I ran this command: ./certbot-auto certonly --csr /var/lib/unifi/unifi_certificate.csr.pem
It produced this output: An unexpected error occurred:
The request message was malformed :: Error parsing certificate request. Extensions in the CSR marked critical can cause this error: https://github.com/letsencrypt/boulder/issues/565
My operating system is (include version): Debian 7
My web server is (include version): ?
My hosting provider, if applicable, is: ?
I can login to a root shell on my machine (yes or no, or I don’t know): yes
I’m using a control panel to manage my site (no, or provide the name and version of the control panel): no
Could you provide the CSR (/var/lib/unifi/unifi_certificate.csr.pem)? As the message suggests, this is likely due to an issue with the CSR, so it would be hard to say more without the actual CSR in question and/or more details on how it was generated.
(CSRs do not contain private keys or any other information that Let’s Encrypt does not make public anyway.)
Unfortunately, the error I’m getting when I try to parse that CSR is not particularly useful (“asn1: syntax error: sequence truncated”, use this to reproduce).
My best guess would be that it’s due to the “C=Deutschland” field in your subject; the country field should be a two-letter string (DE for Germany). In fact, trying to generate a CSR with that subject fails with my version of openssl (with “140735108980816:error:0D07A097:asn1 encoding routines:ASN1_mbstring_ncopy:string too long:a_mbstr.c:158:maxsize=2”), though it will happily parse the CSR. I suspect the code used by Let’s Encrypt might be stricter here and that’s the issue.
If the software you’re using to generate the CSR allows you to get rid of all subject fields other than Common Name (CN), I’d recommend you do that, as Let’s Encrypt would remove those from the signed certificate anyway. If that’s not possible, “DE” should be an acceptable value.
It seems like even OpenSSL can't handle that CSR properly (I didn't think that was actually possible ) . Trying to parse it (with openssl asn1parse -inform pem -in your.csr) results in this output:
My search for this particular message turned up this old post from the OpenSSL mailing list. It appears that the CSR is corrupted in some way. The post contains some ideas on what could be causing this:
This is exactly the symptom of a file being treated as text
when it isn't, in particular by transfer protocols like (S)FTP
and maybe HTTP, or other tools like ZIP. A Unix-style "newline"
(0A) gets converted to a DOS/Win/Inet style CR LF (0D 0A).
Similarly C internally uses one byte '\n' newline, but ON
DOS/Win textfiles use CRLF, so fopen/fwrite/etc. in text mode
converts 0A to 0D0A on output, and 0D0A to 0A on input.
If you are running your C program on DOS/Win, you need
to open the file in binary mode i.e. fopen (foo, "wb").
(But if you're running on cygwin on Win, it's more
complicated; cygwin tries to bridge the gap between Unix-format
and Win-format, AFAIK mostly by 'mount' options.)
Even on other platforms it is good to specify this for
clarity/documentation/robustness even if not strictly needed.
As a check it should be 916=0x394 bytes.
Alternatively, if you want a text file, which is usually
more portable and human recognizable: get the cert data,
base64 it and add the -----BEGIN/END lines to make it
PEM format, and write (and read) that as text.
If you could share more details about how this CSR is generated, transmitted, etc., we might be able to figure this out.
While all certificates issued by Let's Encrypt (or any public CA) must have all domains appearing on the certificate in a SAN field, it's not strictly necessary for the CSR to contain the SAN extension, and the CA server will use the CN field as a kind of fallback. (Of course that'll only work with certificates for a single FQDN.)
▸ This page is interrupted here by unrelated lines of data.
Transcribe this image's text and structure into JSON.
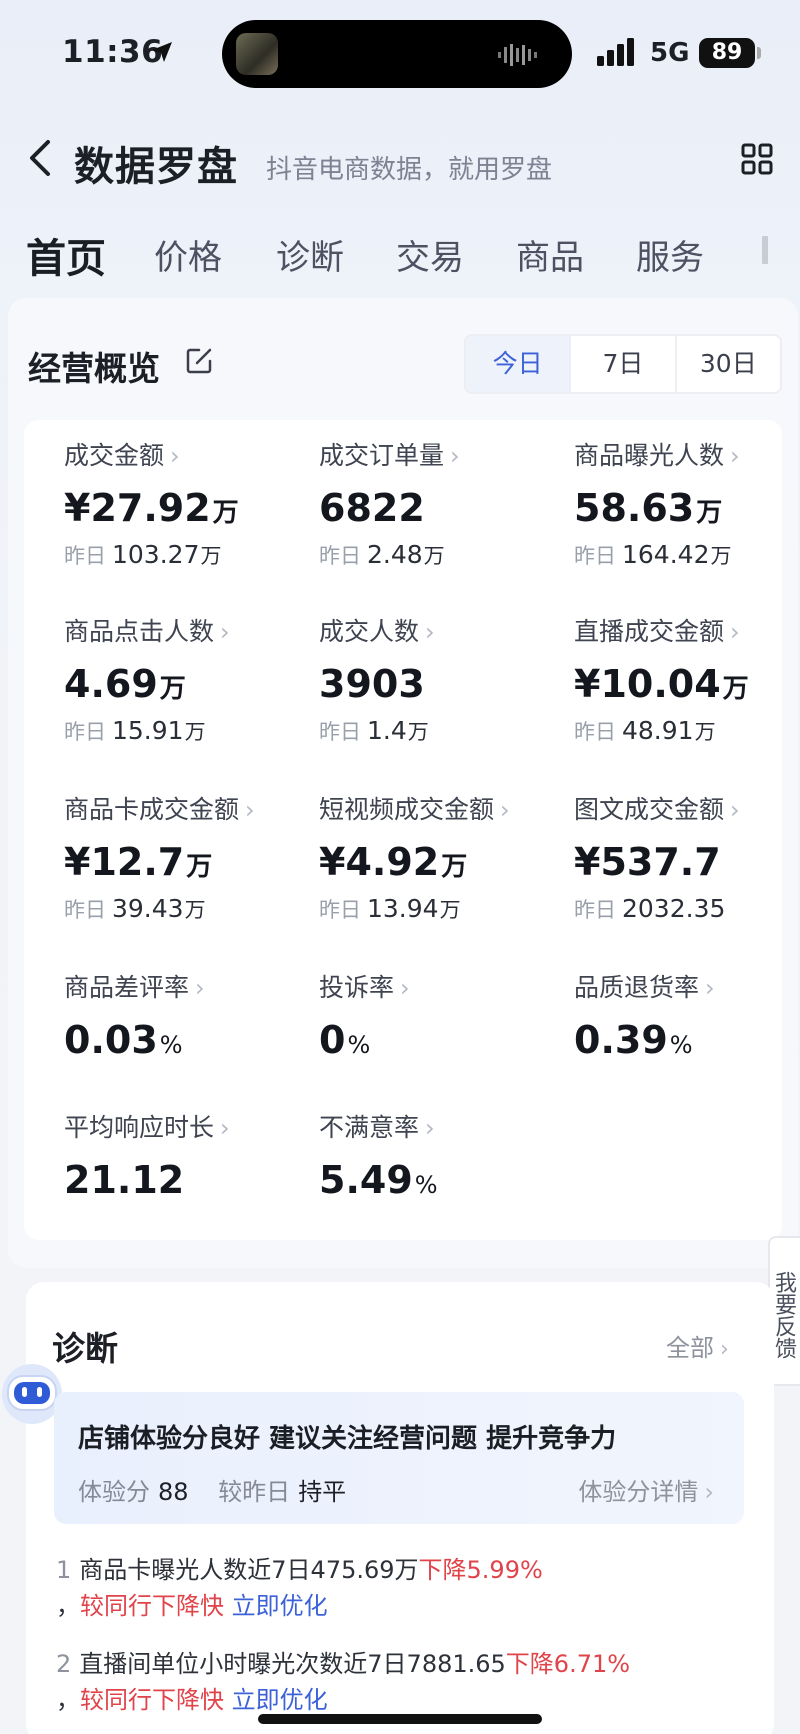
{
  "status": {
    "time": "11:36",
    "network": "5G",
    "battery": "89"
  },
  "nav": {
    "title": "数据罗盘",
    "subtitle": "抖音电商数据，就用罗盘"
  },
  "tabs": [
    "首页",
    "价格",
    "诊断",
    "交易",
    "商品",
    "服务"
  ],
  "overview": {
    "title": "经营概览",
    "ranges": [
      "今日",
      "7日",
      "30日"
    ],
    "yesterday_label": "昨日",
    "metrics": [
      {
        "label": "成交金额",
        "prefix": "¥",
        "value": "27.92",
        "unit": "万",
        "y_value": "103.27",
        "y_unit": "万"
      },
      {
        "label": "成交订单量",
        "prefix": "",
        "value": "6822",
        "unit": "",
        "y_value": "2.48",
        "y_unit": "万"
      },
      {
        "label": "商品曝光人数",
        "prefix": "",
        "value": "58.63",
        "unit": "万",
        "y_value": "164.42",
        "y_unit": "万"
      },
      {
        "label": "商品点击人数",
        "prefix": "",
        "value": "4.69",
        "unit": "万",
        "y_value": "15.91",
        "y_unit": "万"
      },
      {
        "label": "成交人数",
        "prefix": "",
        "value": "3903",
        "unit": "",
        "y_value": "1.4",
        "y_unit": "万"
      },
      {
        "label": "直播成交金额",
        "prefix": "¥",
        "value": "10.04",
        "unit": "万",
        "y_value": "48.91",
        "y_unit": "万"
      },
      {
        "label": "商品卡成交金额",
        "prefix": "¥",
        "value": "12.7",
        "unit": "万",
        "y_value": "39.43",
        "y_unit": "万"
      },
      {
        "label": "短视频成交金额",
        "prefix": "¥",
        "value": "4.92",
        "unit": "万",
        "y_value": "13.94",
        "y_unit": "万"
      },
      {
        "label": "图文成交金额",
        "prefix": "¥",
        "value": "537.7",
        "unit": "",
        "y_value": "2032.35",
        "y_unit": ""
      },
      {
        "label": "商品差评率",
        "value": "0.03",
        "pct": "%"
      },
      {
        "label": "投诉率",
        "value": "0",
        "pct": "%"
      },
      {
        "label": "品质退货率",
        "value": "0.39",
        "pct": "%"
      },
      {
        "label": "平均响应时长",
        "value": "21.12",
        "pct": ""
      },
      {
        "label": "不满意率",
        "value": "5.49",
        "pct": "%"
      }
    ]
  },
  "feedback": "我要反馈",
  "diagnosis": {
    "title": "诊断",
    "all_label": "全部",
    "headline": "店铺体验分良好 建议关注经营问题 提升竞争力",
    "score_label": "体验分",
    "score": "88",
    "compare_label": "较昨日",
    "compare_value": "持平",
    "detail_link": "体验分详情",
    "issues": [
      {
        "num": "1",
        "text": "商品卡曝光人数近7日475.69万",
        "trend": "下降5.99%",
        "comma": "，",
        "note": "较同行下降快",
        "action": "立即优化"
      },
      {
        "num": "2",
        "text": "直播间单位小时曝光次数近7日7881.65",
        "trend": "下降6.71%",
        "comma": "，",
        "note": "较同行下降快",
        "action": "立即优化"
      }
    ]
  }
}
You'd think so, with the certbot docs saying as much (and mentioning that you need a SAN field as well ), but apparently it'll happily convert from PEM to DER before submitting the certificates. Will look into filing a doc issue for this.
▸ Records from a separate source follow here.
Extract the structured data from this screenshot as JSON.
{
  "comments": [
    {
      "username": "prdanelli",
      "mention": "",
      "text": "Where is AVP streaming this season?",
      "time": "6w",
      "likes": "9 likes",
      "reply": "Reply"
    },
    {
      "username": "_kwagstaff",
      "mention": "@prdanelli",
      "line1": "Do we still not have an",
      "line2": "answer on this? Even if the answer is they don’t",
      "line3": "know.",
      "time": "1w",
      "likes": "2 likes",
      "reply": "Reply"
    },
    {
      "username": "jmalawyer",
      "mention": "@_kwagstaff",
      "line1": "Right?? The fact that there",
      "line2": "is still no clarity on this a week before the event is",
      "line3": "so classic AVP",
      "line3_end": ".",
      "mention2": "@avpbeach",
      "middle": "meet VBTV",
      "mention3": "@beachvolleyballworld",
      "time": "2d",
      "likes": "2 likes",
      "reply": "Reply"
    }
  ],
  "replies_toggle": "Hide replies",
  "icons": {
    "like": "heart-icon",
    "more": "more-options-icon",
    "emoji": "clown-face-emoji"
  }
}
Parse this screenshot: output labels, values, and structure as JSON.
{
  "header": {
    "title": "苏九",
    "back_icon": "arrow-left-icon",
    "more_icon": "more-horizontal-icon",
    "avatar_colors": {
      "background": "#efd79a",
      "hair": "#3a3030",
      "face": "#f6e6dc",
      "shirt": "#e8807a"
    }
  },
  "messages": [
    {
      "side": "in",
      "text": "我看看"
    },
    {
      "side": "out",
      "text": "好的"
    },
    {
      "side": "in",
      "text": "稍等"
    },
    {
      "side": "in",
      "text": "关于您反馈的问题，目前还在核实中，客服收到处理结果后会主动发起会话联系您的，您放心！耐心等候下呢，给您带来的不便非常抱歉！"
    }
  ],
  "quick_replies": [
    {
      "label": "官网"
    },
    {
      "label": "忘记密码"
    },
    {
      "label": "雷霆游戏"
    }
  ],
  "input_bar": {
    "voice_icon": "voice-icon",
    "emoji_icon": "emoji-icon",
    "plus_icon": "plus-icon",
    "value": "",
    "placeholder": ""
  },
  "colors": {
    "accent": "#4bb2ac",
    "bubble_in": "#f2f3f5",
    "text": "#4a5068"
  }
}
(In case anyone's curious, this is the CSR I just used successfully to get a certificate from staging via certbot and --csr.)
@pfg, thanks for sharing the info, I thought that was a MUST (SAN and DER) and not a... well it is a must but our client and boulder are smart enough to fix it for you ;).
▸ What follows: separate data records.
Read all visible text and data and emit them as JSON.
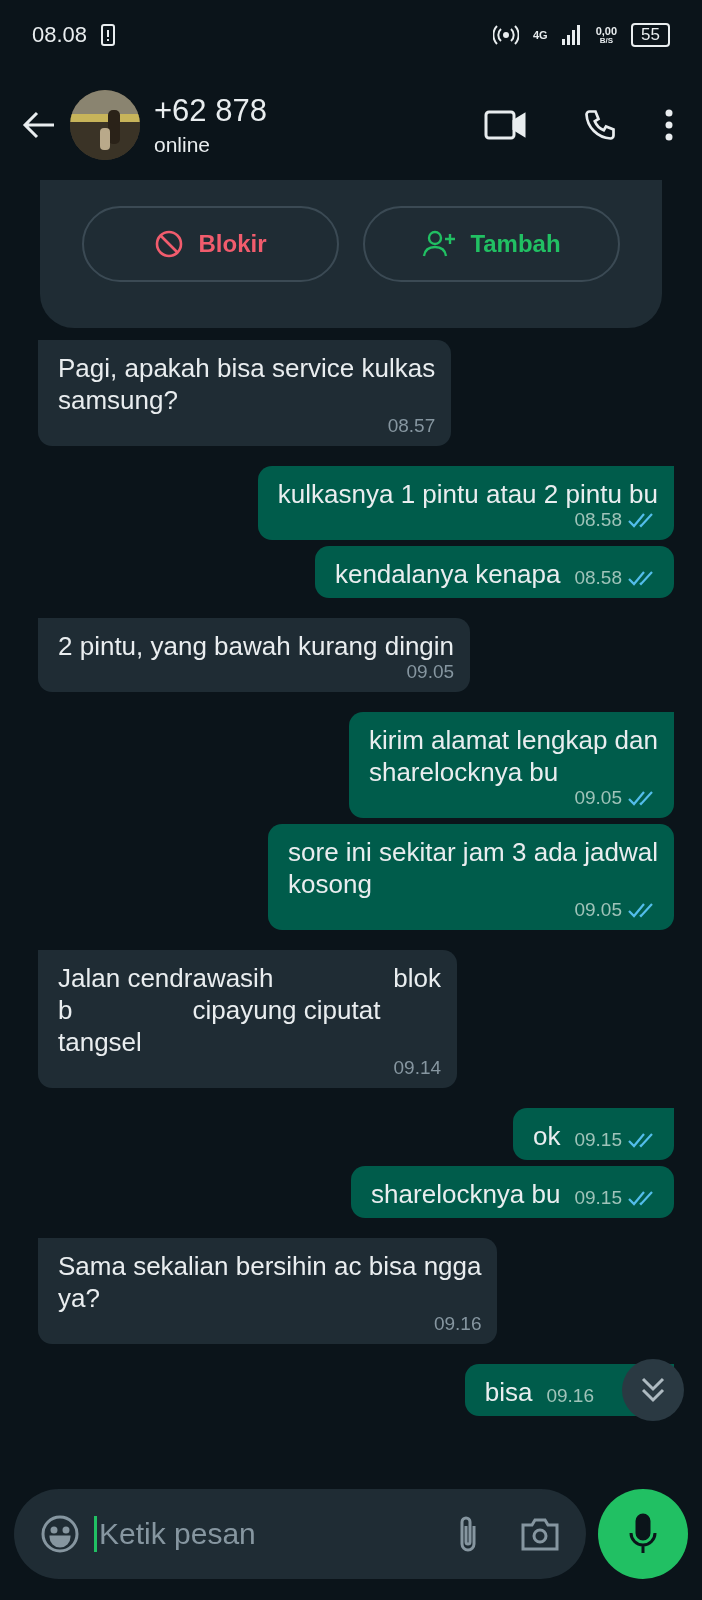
{
  "status_bar": {
    "time": "08.08",
    "network": "4G",
    "speed": "0,00",
    "speed_unit": "B/S",
    "battery": "55"
  },
  "header": {
    "title": "+62 878",
    "subtitle": "online"
  },
  "contact_card": {
    "buttons": [
      {
        "label": "Blokir",
        "kind": "block"
      },
      {
        "label": "Tambah",
        "kind": "add"
      }
    ]
  },
  "messages": [
    {
      "kind": "in",
      "lines": [
        [
          "Pagi, apakah bisa service kulkas"
        ],
        [
          "samsung?"
        ]
      ],
      "time": "08.57"
    },
    {
      "kind": "out",
      "lines": [
        [
          "kulkasnya 1 pintu atau 2 pintu bu"
        ]
      ],
      "time": "08.58",
      "read": true
    },
    {
      "kind": "out",
      "lines": [
        [
          "kendalanya kenapa"
        ]
      ],
      "time": "08.58",
      "read": true
    },
    {
      "kind": "in",
      "lines": [
        [
          "2 pintu, yang bawah kurang dingin"
        ]
      ],
      "time": "09.05"
    },
    {
      "kind": "out",
      "lines": [
        [
          "kirim alamat lengkap dan"
        ],
        [
          "sharelocknya bu"
        ]
      ],
      "time": "09.05",
      "read": true
    },
    {
      "kind": "out",
      "lines": [
        [
          "sore ini sekitar jam 3 ada jadwal"
        ],
        [
          "kosong"
        ]
      ],
      "time": "09.05",
      "read": true
    },
    {
      "kind": "in",
      "lines": [
        [
          "Jalan cendrawasih",
          "blok"
        ],
        [
          "b",
          "cipayung ciputat"
        ],
        [
          "tangsel"
        ]
      ],
      "time": "09.14"
    },
    {
      "kind": "out",
      "lines": [
        [
          "ok"
        ]
      ],
      "time": "09.15",
      "read": true
    },
    {
      "kind": "out",
      "lines": [
        [
          "sharelocknya bu"
        ]
      ],
      "time": "09.15",
      "read": true
    },
    {
      "kind": "in",
      "lines": [
        [
          "Sama sekalian bersihin ac bisa ngga"
        ],
        [
          "ya?"
        ]
      ],
      "time": "09.16"
    },
    {
      "kind": "out",
      "lines": [
        [
          "bisa"
        ]
      ],
      "time": "09.16"
    }
  ],
  "composer": {
    "placeholder": "Ketik pesan"
  }
}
Instead of buying a ssl certificate, I decided to use Let’s Encrypt. But apparently, the .pem (and .der) files created by the ace.jar program cannot be parsed properly.
I can post the .der too, if it would be of any help.
Have you tried using the DER file rather than the PEM? With any luck, the corruption is specific to the PEM and things will work fine when using the other file.
Another option would be to figure out where exactly this tool stores the private key, export that and use it to generate a new, non-corrupted CSR (using something like openssl req -new -sha256 -key privkey.pem -out wh-gbs.uni-ulm.de.csr -subj "/CN=wh-gbs.uni-ulm.de") which you’ll be able to submit with certbot. No idea where to start looking, though.
I consulted the support, explained them the error and asked them for the location of the private key file. But it seems, that it will take some time to respond to my question.
I’ll give further informations about this as soon as I receive a message.